La fiaccolata di Terminal Sport  è servita anche a fare chiarezza e a dare una speranza che il calcio a Milazzo non finirà tristemente. Siamo soddisfatti e felici ,del risultato conseguito,insperato alla vigilia.
Ci sono tutte le premesse per creare anche nella nostra città uno di quei miracoli,a cui lo sport ci ha abituati e che si sono verificati in tante altre piccole realtà cittadine,anche più piccole della nostra. Basta citare per tutte Sassuolo,un comune di 15.000 abitanti,che giocherà il prossimo anno in serie A,Castel Rigone,400 abitanti,neo arrivata in Lega Pro,l’Orlandina con i suoi 13.000 abitanti che veleggia nella serie A2 di basket, Mogliano Veneto ,cittadina di appena 25.000 ab. ,campione d’Italia di rugby con la squadra della Marchol,Valdagno (26.000 ab.)divenuta la capitale dell’hockey su pista, Rapallo ,città della riviera ligure con appena 12.000 abitanti,che ha ereditato lo scettro della Pro Recco nella pallanuoto.

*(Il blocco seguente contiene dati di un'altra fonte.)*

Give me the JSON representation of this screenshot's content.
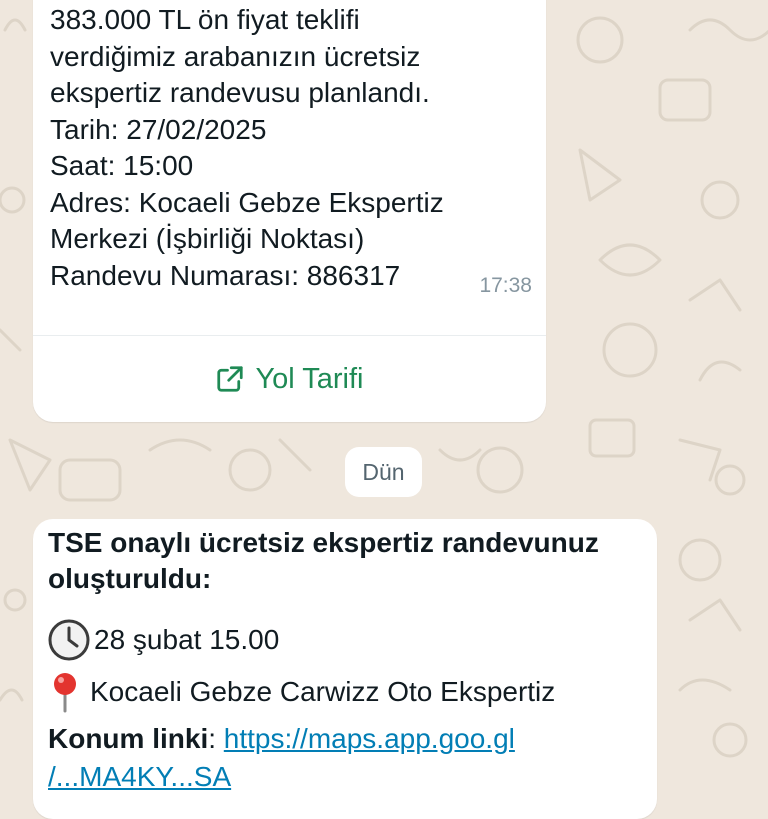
{
  "message_1": {
    "lines": [
      "383.000 TL ön fiyat teklifi",
      "verdiğimiz arabanızın ücretsiz",
      "ekspertiz randevusu planlandı.",
      "Tarih: 27/02/2025",
      "Saat: 15:00",
      "Adres: Kocaeli Gebze Ekspertiz",
      "Merkezi (İşbirliği Noktası)",
      "Randevu Numarası: 886317"
    ],
    "time": "17:38",
    "action_button": {
      "label": "Yol Tarifi",
      "icon": "external-link-icon"
    }
  },
  "date_divider": {
    "label": "Dün"
  },
  "message_2": {
    "title_line_1": "TSE onaylı ücretsiz ekspertiz randevunuz",
    "title_line_2": "oluşturuldu:",
    "date_line": {
      "icon": "clock-icon",
      "text": "28 şubat 15.00"
    },
    "location_line": {
      "icon": "pin-icon",
      "text": "Kocaeli Gebze Carwizz Oto Ekspertiz"
    },
    "link_label": "Konum linki",
    "link_separator": ": ",
    "link_url": "https://maps.app.goo.gl",
    "link_url_continued": "/...MA4KY...SA"
  },
  "colors": {
    "chat_background": "#efe7dd",
    "bubble": "#ffffff",
    "action_green": "#1f8a55",
    "link_blue": "#027eb5",
    "timestamp_gray": "#8696a0"
  }
}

Per arrivare ad ottenere questi risultati,lo ripetiamo, occorre fare squadra; la città deve riappropriarsi di ciò che gli appartiene : il diritto di fare sport in strutture adeguate e idonee,ma anche solo   di entusiasmarsi,emozionarsi di fronte allo spettacolo dello  sport!
Terminal Sport ha fatto da apripista ,ma ancora molta strada s’ha da fare: dateci una mano e la faremo insieme!